Toujours en mission à Paris, le président de la Polynésie a rencontré le chef engagé, doublement étoilé, Thierry Marx. Au menu des discussions : la venue prochaine du chef pour participer à la conception d’une « signature culinaire » polynésienne et éventuellement, transposer ses écoles destinées à l’insertion professionnelle.
« Thierry Marx est un personnage fascinant » dit Moetai Brotherson à l’issue de cet entretien de plus d’une heure, ce jeudi en fin d’après-midi, à la délégation de la Polynésie à Paris. Thierry Marx, 64 ans, ancien parachutiste au Liban, enchaîne les métiers à son retour en France avant de retrouver les cuisines et d’obtenir, en 1988, sa première étoile au Guide Michelin.
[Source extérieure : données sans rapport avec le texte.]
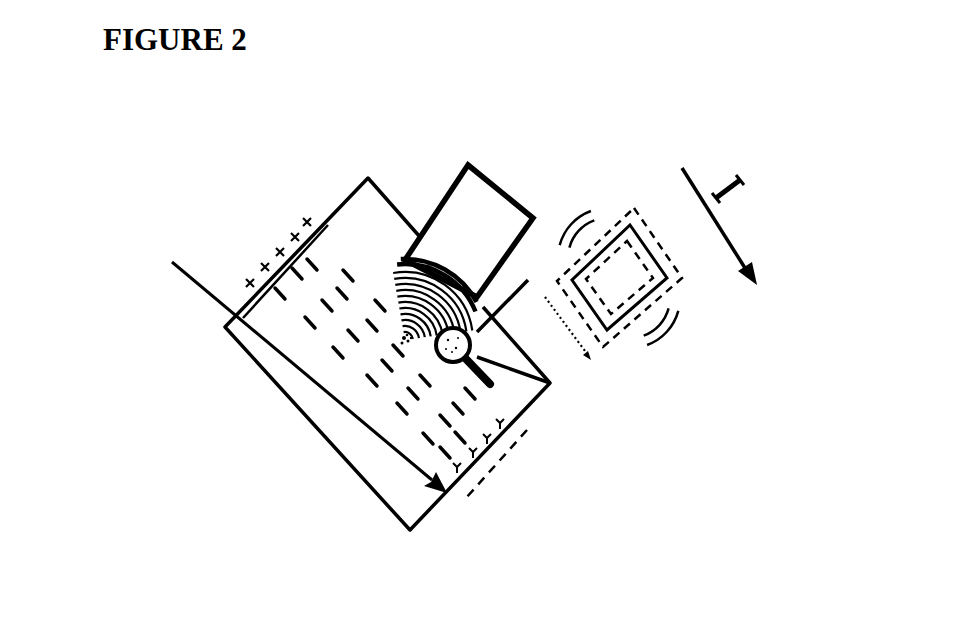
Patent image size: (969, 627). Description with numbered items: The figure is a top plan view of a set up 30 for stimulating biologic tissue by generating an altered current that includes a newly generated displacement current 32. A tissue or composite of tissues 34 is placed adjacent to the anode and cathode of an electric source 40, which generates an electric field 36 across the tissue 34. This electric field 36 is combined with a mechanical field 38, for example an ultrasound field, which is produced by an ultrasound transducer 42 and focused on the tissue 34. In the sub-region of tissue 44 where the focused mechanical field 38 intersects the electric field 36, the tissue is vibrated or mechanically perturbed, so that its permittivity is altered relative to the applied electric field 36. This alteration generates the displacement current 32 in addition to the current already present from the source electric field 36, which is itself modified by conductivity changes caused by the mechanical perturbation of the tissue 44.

The set up 30 is at (100, 290).
The displacement current 32 is at (750, 198).
The biologic tissue 34 is at (325, 496).
The electric field 36 is at (328, 238).
The mechanical field 38 is at (407, 283).
The electric source 40 is at (248, 255).
The ultrasound transducer 42 is at (480, 165).
The sub-region of tissue 44 is at (647, 225).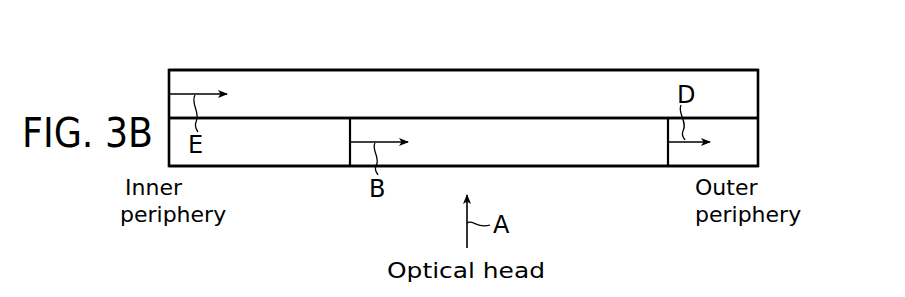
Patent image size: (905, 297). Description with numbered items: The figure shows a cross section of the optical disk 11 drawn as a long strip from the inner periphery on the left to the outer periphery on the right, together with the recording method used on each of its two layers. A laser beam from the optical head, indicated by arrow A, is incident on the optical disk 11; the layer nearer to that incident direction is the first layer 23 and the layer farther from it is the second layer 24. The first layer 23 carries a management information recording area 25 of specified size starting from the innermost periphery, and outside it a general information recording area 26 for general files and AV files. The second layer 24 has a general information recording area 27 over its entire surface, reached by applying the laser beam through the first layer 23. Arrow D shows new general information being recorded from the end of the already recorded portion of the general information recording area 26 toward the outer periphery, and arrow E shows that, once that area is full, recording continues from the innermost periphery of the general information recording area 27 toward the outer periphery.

The optical disk 11 is at (322, 58).
The first layer 23 is at (759, 155).
The second layer 24 is at (759, 96).
The management information recording area 25 is at (297, 155).
The general information recording area 26 is at (580, 155).
The general information recording area 27 is at (526, 80).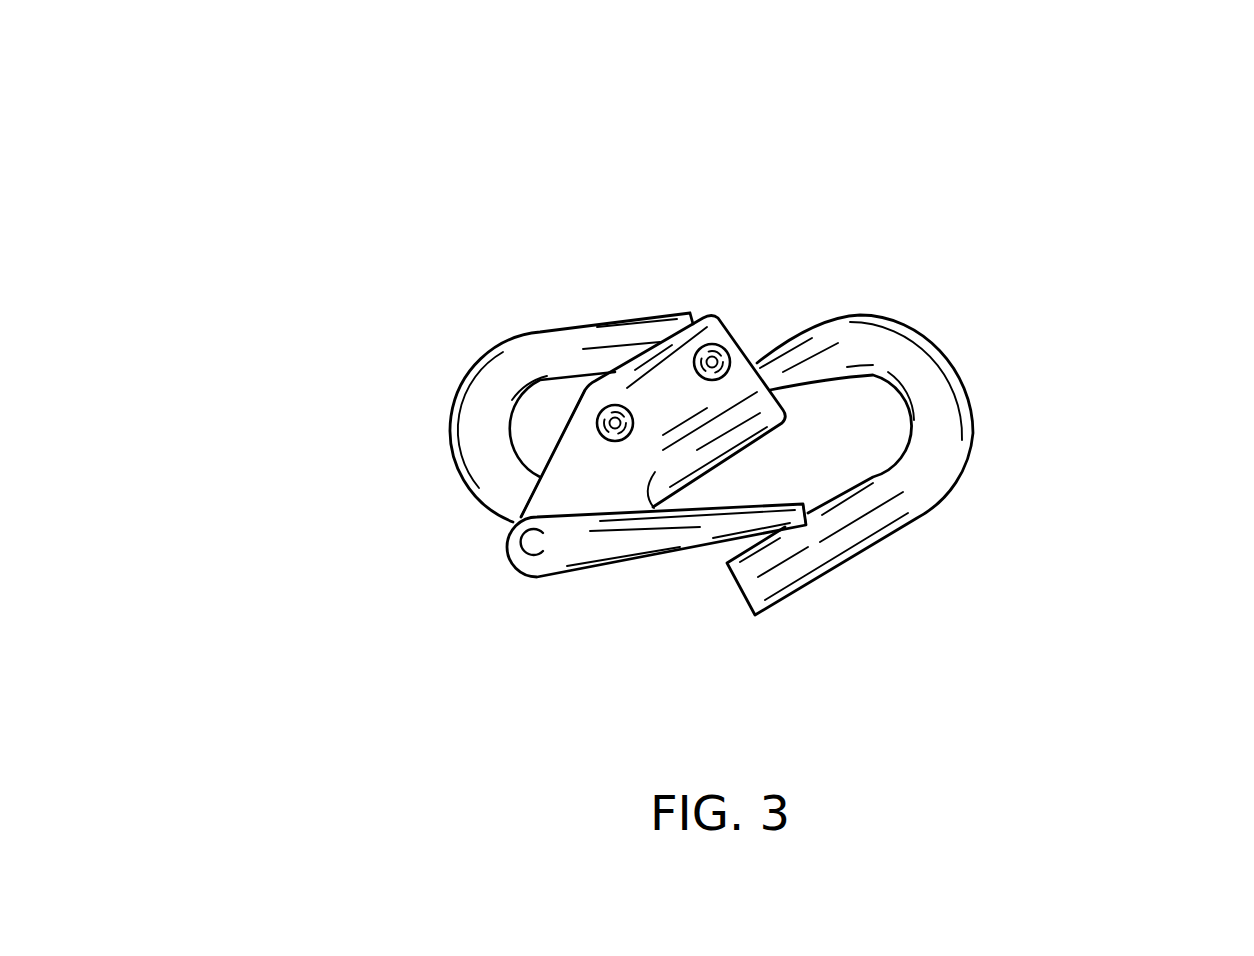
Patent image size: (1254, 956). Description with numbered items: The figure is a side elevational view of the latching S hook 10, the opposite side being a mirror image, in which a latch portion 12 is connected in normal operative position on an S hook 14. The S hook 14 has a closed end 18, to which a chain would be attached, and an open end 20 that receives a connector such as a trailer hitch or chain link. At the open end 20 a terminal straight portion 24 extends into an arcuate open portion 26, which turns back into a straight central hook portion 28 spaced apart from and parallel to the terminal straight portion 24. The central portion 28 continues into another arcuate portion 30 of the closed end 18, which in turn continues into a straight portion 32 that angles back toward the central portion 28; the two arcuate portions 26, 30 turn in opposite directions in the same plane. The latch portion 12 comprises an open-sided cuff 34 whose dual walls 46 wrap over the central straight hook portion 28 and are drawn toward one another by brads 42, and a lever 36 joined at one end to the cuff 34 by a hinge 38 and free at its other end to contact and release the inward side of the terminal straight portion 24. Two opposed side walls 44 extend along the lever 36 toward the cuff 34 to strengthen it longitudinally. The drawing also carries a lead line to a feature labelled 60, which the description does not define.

Devenu depuis un des porte-étendards de la gastronomie française, il s’engage, entre autres, pour la formation des jeunes déscolarisés et des personnes en réinsertion à travers la création d’une dizaine d’écoles « Cuisine Mode d'Emploi(s) », et intervient depuis 2002 en milieu carcéral. Flexi-végétarien (80 % protéines végétales et 20 % protéines animales), il milite depuis les années 2010 pour cette nouvelle façon de manger, dans une société où le développement de l’élevage industriel est vivement critiqué.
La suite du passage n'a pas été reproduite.